41. Furthermore it is well known that Hungarian financial service providers (banks, insurance companies, investment funds, etc.) have been heavily investing in FT screening software. It is also acknowledged in the assessment report that reports on FT suspicion are regularly sent to the FIU and there were two cases in 2004 when due to suspicion of FT assets were frozen. It is equally well known that the constantly updated EU terrorist list is publicly available on the homepage of the Hungarian Financial Supervisory Authority (HFSA) and all financial service providers are daily updating their screening systems accordingly. Furthermore the HFSA approves all AML/CFT internal rules of the financial service providers and without a comprehensive reporting system including FT reporting there is no chance to obtain an approval that is an essential element of a license. All on-site inspections of the HFSA focus on this subject.

42. However this and many more measures are summarily assessed as “No legal obligation for reporting STRs related to FT”.

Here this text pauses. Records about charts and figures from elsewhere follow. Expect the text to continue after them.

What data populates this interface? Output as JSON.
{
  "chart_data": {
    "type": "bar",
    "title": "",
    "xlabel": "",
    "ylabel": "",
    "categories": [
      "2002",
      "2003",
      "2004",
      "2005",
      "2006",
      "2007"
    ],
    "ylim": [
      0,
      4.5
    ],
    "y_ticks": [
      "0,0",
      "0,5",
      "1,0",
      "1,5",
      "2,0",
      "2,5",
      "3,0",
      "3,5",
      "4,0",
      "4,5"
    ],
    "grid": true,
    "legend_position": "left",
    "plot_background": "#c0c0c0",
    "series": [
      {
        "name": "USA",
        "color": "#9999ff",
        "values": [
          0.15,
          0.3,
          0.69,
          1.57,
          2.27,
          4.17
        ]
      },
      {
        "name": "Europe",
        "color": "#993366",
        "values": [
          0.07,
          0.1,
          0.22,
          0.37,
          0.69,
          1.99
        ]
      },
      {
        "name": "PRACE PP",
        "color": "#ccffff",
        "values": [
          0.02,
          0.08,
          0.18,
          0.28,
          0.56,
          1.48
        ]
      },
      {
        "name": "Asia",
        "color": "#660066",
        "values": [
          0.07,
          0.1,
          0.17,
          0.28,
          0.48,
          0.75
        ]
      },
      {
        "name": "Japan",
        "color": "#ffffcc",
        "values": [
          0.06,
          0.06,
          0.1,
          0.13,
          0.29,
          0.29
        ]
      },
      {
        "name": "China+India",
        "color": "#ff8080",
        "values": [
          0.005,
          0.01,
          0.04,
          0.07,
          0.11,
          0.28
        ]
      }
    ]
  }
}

43. Our point is that in the case of a well-functioning AML/CFT system accepted as such also by the assessors the very existence and the functioning of the system should be taken into account when assessing if there was a legal basis for the establishment of the system.

44. Finally, the high level of compliance of the Hungarian AML/CFT system with the international standards indicates the commitment of Hungary to fight against money laundering and suppressing the financing of terrorism. The achievements of Hungary serve as a well-grounded basis for further development of the AML/CFT system in place.


The assessment team was composed of Kiyotaka Sasaki and Paul Ashin (both MFD), Giuseppe Lombardo (LEG) and Dirk Merckx (Public Prosecutor of Belgium).


MONEYVAL, “Mutual Evaluation/Detailed Assessment Questionnaire—Hungary” (Budapest, January 31, 2005), Annex 1; MONEYVAL, “Second round evaluation report on Hungary,” (Strasbourg, December 13, 2002), pp. 5—8; United States Department of State, “International Narcotics Control Strategy Report—2003 (March 2004), Hungary sections in Parts I and II.


However, the Recommendation of the President of the HFSA 1/2004 provides that financial institutions should pay increased attention to the lists of terrorists and terrorism organizations and that they should immediately report to the competent investigation authorities in case of a suspicion of FT.


The HFSA updated the Recommendation relating to CDD requirements for correspondent banking relationship in April 2005 immediately following the on-site visit by the assessment team.